Update Arbeitsrecht 05|2024 vom 06.03.2024
Leitsatzreport
LAG Schleswig-Holstein: Fristlose Kündigung wegen Bedrohung eines Kollegen mit einem Messer
Landesarbeitsgericht Schleswig-Holstein, Urteil vom 13.07.2023, 5 Sa 5/23
§ 626 Bürgerliches Gesetzbuch (BGB); § 241 Strafgesetzbuch (StGB)
Leitsätze des Gerichts:
1. Eine ernstliche Bedrohung des Arbeitnehmers mit Gefahren für Leib oder Leben u.a. von Vorgesetzten oder Arbeitskollegen, für die kein allgemeiner Rechtfertigungsgrund eingreift, kommt „an sich“ als wichtiger Grund i.S.v. § 626 Abs.1 BGB in Betracht.
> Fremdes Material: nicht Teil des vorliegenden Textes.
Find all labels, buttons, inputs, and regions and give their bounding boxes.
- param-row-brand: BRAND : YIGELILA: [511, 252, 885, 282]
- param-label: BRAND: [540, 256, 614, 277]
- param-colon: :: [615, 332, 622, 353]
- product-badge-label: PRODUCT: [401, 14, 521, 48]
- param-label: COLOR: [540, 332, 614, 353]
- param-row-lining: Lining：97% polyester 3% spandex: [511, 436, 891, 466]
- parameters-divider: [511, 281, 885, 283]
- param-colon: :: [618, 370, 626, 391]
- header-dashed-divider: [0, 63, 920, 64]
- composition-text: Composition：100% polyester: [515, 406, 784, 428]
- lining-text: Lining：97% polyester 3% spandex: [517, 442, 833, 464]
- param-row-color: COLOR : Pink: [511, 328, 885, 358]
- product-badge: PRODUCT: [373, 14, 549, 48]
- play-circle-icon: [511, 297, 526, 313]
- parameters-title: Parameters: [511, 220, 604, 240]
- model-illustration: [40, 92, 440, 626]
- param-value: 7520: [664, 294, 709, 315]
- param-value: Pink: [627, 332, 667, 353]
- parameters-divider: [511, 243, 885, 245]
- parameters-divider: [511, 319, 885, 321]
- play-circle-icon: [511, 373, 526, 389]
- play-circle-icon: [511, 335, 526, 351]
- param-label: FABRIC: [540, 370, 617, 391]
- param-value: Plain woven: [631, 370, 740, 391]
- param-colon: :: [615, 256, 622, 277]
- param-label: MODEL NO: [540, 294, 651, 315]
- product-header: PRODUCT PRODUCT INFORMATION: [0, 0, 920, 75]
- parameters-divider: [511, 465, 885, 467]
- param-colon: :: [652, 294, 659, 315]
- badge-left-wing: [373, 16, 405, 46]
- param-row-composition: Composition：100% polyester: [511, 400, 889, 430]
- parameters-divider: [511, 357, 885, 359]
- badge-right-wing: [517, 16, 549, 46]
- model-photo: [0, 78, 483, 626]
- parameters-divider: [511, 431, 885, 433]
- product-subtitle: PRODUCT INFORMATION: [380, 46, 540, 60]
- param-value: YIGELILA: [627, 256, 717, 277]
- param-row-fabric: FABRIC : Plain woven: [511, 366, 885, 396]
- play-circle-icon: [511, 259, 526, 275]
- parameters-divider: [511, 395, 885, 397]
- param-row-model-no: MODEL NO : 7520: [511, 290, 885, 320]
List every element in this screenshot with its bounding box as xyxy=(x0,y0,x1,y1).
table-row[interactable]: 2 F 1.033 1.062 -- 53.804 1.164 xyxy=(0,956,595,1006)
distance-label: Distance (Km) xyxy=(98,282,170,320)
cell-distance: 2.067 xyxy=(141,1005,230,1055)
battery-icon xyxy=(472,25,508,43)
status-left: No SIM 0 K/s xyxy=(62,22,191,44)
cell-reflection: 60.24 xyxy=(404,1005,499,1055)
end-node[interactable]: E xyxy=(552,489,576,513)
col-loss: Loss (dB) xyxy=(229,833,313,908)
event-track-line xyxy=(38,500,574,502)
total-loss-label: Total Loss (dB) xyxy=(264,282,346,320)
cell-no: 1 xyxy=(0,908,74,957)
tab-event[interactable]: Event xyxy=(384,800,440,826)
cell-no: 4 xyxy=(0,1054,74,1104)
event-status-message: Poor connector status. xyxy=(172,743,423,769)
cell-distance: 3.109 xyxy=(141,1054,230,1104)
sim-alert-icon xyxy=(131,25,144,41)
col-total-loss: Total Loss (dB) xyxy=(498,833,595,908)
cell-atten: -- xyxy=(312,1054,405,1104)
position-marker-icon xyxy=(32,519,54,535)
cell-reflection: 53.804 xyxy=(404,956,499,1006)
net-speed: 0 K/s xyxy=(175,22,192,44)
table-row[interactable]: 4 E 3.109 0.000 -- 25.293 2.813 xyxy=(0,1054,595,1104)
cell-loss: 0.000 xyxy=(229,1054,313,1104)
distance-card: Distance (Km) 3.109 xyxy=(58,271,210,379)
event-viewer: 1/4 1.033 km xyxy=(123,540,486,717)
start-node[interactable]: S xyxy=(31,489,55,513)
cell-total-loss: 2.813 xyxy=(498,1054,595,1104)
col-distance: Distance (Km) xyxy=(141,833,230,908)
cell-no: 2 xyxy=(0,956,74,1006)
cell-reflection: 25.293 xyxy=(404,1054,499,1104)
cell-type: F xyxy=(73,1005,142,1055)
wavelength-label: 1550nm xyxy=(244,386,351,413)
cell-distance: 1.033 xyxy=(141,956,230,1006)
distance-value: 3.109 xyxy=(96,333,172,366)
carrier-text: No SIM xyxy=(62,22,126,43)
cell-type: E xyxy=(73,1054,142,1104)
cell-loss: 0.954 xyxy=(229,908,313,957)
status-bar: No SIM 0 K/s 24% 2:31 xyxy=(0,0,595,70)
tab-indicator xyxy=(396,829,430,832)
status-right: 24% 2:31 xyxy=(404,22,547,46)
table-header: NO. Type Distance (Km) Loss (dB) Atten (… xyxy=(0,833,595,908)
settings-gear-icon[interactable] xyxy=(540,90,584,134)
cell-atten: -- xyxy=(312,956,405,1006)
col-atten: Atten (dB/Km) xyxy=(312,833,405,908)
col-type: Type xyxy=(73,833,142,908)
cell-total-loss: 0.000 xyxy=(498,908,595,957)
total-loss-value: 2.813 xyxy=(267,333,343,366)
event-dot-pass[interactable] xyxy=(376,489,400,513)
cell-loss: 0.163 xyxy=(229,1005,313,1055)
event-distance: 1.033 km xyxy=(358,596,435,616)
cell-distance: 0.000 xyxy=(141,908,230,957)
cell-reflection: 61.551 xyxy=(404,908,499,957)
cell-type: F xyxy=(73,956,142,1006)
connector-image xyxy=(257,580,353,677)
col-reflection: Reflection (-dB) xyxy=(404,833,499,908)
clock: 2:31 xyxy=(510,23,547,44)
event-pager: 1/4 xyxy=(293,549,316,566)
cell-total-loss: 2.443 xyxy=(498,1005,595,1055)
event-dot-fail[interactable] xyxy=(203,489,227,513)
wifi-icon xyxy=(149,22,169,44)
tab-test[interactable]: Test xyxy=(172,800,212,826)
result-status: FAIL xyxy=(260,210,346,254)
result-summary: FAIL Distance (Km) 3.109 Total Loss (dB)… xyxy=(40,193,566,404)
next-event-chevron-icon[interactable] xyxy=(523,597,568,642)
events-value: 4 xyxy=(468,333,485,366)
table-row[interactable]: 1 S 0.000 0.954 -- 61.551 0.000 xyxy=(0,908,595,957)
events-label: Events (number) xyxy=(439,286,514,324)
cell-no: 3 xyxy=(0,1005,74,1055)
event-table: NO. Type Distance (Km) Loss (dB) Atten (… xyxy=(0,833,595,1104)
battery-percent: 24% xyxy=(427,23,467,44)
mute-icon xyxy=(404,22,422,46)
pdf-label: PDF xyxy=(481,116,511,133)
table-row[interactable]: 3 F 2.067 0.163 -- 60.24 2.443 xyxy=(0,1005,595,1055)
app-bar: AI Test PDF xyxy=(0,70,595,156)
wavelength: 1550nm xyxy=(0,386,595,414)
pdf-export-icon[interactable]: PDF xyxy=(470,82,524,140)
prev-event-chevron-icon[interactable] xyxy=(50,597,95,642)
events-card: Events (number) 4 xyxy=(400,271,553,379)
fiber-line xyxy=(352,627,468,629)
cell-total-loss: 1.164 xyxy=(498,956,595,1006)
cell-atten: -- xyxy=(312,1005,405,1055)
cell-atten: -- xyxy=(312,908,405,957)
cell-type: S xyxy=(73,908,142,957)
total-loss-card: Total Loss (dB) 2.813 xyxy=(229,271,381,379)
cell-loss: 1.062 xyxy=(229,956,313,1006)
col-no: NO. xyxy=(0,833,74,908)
Eine strafrechtliche Bedrohung i.S.v. § 241 StGB setzt voraus, dass der Arbeitnehmer/Täter mit dem Willen handelt, dass der Kollege/Vorgesetzte die Drohung zur Kenntnis nimmt und als ernst gemeint auffasst.(Rn.38)
2. Ein nur unsachgemäßer Umgang mit einem Filetiermesser, durch welchen sich Kollegen oder Vorgesetzte bedroht fühlen, setzt vor Ausspruch einer Kündigung in aller Regel eine vorherige Abmahnung voraus.(Rn.42)
Hintergrund:
Ein seit drei Jahren in einem größeren mitbestimmten Produktionsbetrieb tätiger Industriemechaniker soll, so der Arbeitgeber, im Juni 2021 bei der Arbeit am Probierstand eine dicht neben ihm sitzende Kollegin mit einem Filetiermesser bedroht haben. Angeblich soll er das Messer, das eine 20 Zentimeter lange Klinge hatte, im Abstand von etwa zehn bis 20 Zentimetern an den Hals der Kollegin gehalten haben. Die Kollegin lachte daraufhin und bat den Mechaniker, das Messer wegzunehmen, was dieser auch tat. Nachdem sie drei Arbeitstage später der Vorarbeiterin und zwei Wochen später dem Betriebsrat von dem Vorfall berichtet hatte, wurden sie und ein Zeuge des Vorfalls und später auch der Mechaniker befragt. Dieser gab an, sich an die fragliche Situation nicht erinnern zu können. Wenn so etwas geschehen sein sollte, wäre es keine mutwillige Bedrohung durch ihn gewesen. Die daraufhin nach Anhörung des Betriebsrats vom Arbeitgeber ausgesprochene außerordentliche fristlose und hilfsweise ordentliche Kündigung hatte weder vor dem Arbeitsgericht Lübeck (Urteil vom 30.11.2022, 3 Ca 157/22) noch in der Berufung vor dem Landesarbeitsgericht Schleswig-Holstein Bestand. Beide Gerichte konnten auf der Grundlage der Darstellung des Sachverhalts durch den Arbeitgeber keine vorsätzliche Bedrohung durch den gekündigten Arbeitnehmer feststellen.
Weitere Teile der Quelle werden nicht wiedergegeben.